Terus kenapa saya pilih sekolah ini?

Karena begini, selama saya kecil sampai saya usia SMA, saya bersekolah di sekolah yang homogen. Jelasnya, saya sekolah di sekolah kristen yang (hampir) semuanya dari kalangan chinese. Merasa nyaman? Jelas, karena saya kan chinese, jadi merasa berada dalam lingkungan sendiri. Ketika saya masuk kuliah, sebetulnya tempat kuliah saya masih dari lingkungan serupa. Namun di tahun-tahun terakhir kuliah saya mulai banyak bergaul dengan teman-teman yang berasal dari lingkungan adat, suku, dan agama yang berbeda. Ini ternyata menyenangkan, dan saya rasanya lebih bisa menerima banyaknya perbedaan yang ada di sekitar saya.
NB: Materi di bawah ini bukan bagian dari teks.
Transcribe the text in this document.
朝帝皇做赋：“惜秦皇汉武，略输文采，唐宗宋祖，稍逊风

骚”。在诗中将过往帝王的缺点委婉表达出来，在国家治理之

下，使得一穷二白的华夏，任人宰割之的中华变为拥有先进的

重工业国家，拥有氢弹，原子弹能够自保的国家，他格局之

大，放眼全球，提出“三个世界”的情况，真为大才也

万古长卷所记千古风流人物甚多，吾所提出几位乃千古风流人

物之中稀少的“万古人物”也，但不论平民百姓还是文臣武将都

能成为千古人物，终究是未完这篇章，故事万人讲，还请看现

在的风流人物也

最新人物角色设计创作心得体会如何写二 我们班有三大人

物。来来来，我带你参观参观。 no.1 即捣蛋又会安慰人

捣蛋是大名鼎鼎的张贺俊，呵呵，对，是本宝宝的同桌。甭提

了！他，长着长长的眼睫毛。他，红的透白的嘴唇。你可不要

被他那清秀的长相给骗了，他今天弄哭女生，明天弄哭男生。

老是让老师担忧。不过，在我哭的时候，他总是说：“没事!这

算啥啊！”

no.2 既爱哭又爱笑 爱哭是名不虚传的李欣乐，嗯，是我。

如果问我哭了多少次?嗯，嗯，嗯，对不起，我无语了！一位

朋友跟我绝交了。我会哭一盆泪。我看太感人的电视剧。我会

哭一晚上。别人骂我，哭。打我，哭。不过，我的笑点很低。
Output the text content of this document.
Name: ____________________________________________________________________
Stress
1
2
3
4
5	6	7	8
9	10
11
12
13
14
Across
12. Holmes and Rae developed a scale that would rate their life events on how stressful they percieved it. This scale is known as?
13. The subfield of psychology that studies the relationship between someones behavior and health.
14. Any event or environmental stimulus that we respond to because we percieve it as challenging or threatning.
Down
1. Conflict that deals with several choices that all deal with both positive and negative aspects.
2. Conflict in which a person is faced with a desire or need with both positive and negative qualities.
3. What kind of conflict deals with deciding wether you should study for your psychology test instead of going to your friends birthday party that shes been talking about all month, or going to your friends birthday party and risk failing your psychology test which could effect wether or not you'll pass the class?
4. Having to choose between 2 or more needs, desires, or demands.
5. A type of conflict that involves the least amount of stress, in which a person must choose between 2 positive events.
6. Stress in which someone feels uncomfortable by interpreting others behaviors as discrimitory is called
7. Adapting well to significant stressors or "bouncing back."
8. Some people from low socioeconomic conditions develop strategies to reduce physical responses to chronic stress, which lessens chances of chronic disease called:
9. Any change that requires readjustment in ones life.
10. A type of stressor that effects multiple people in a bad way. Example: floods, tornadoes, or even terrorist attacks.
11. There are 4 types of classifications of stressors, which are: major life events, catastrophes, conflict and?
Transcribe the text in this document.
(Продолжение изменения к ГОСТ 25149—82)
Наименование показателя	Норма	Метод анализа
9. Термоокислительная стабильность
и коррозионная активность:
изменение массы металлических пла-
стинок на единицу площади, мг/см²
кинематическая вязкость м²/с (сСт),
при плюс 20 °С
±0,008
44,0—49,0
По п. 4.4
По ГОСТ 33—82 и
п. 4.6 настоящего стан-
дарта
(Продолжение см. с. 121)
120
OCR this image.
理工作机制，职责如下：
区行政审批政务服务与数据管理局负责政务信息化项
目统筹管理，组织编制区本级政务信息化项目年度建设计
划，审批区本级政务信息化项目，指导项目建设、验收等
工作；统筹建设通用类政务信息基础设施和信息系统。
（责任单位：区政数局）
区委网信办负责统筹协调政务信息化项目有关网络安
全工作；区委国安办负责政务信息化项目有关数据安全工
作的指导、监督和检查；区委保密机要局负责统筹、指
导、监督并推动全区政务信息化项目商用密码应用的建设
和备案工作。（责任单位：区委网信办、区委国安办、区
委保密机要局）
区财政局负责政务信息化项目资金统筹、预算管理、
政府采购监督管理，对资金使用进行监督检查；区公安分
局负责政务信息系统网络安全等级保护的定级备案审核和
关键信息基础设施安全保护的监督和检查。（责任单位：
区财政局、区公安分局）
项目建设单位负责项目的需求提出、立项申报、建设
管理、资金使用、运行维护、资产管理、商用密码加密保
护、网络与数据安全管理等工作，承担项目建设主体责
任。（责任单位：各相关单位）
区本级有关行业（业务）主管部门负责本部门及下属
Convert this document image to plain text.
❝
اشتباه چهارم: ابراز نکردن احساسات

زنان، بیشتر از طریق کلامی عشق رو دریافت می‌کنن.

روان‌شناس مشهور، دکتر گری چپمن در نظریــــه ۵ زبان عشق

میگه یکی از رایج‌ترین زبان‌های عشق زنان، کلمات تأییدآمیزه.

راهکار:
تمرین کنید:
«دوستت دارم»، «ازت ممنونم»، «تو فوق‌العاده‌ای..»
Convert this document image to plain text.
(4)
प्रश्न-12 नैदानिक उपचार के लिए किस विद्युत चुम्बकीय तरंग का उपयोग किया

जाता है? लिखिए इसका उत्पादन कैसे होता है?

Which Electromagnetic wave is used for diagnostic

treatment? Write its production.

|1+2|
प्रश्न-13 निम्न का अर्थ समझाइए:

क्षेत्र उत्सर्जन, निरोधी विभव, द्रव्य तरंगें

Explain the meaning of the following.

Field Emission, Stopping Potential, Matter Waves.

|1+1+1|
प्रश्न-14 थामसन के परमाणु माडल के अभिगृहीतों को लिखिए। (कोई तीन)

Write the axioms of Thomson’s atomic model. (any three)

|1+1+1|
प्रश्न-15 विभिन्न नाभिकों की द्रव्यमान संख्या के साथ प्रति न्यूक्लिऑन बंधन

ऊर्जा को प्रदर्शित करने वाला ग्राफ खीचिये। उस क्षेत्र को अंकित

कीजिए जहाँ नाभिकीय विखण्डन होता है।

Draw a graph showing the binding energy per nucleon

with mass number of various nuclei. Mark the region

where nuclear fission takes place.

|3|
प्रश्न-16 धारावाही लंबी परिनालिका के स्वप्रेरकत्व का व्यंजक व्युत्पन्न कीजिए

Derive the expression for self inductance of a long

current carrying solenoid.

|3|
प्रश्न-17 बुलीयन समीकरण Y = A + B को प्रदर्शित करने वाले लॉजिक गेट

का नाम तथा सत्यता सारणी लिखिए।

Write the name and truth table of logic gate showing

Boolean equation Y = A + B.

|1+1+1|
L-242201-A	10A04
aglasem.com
Maka saya menginginkan hal yang berbeda untuk Biyan. Saya ingin, sejak kecil dia merasakan dan mengalami bahwa ada banyak perbedaan di luar dengan dirinya sendiri, dan itu tidak aneh, apalagi salah. Rumah Belajar Semi Palar tidak berdasarkan suatu agama, karenanya murid-murid yang bersekolah disitu pun berasal dari banyak kalangan agama dan suku. Untuk saya, inilah cara mengajar toleransi paling efektif buat anak-anak, masukkan mereka ke dalam lingkungan yang heterogen. Bagaimana bisa mengajar anak-anak untuk bertoleransi kalau kiri-kanan-depan-belakang semua beragama sama, berlatar belakang sama, dan beradat sama? Seperti yang saya rasakan dulu jadinya, cuma teori. Syukur-syukur ada yang berhasil mengerti dan menjalankannya dalam kehidupan, sisanya (sorry to say), cuma teori.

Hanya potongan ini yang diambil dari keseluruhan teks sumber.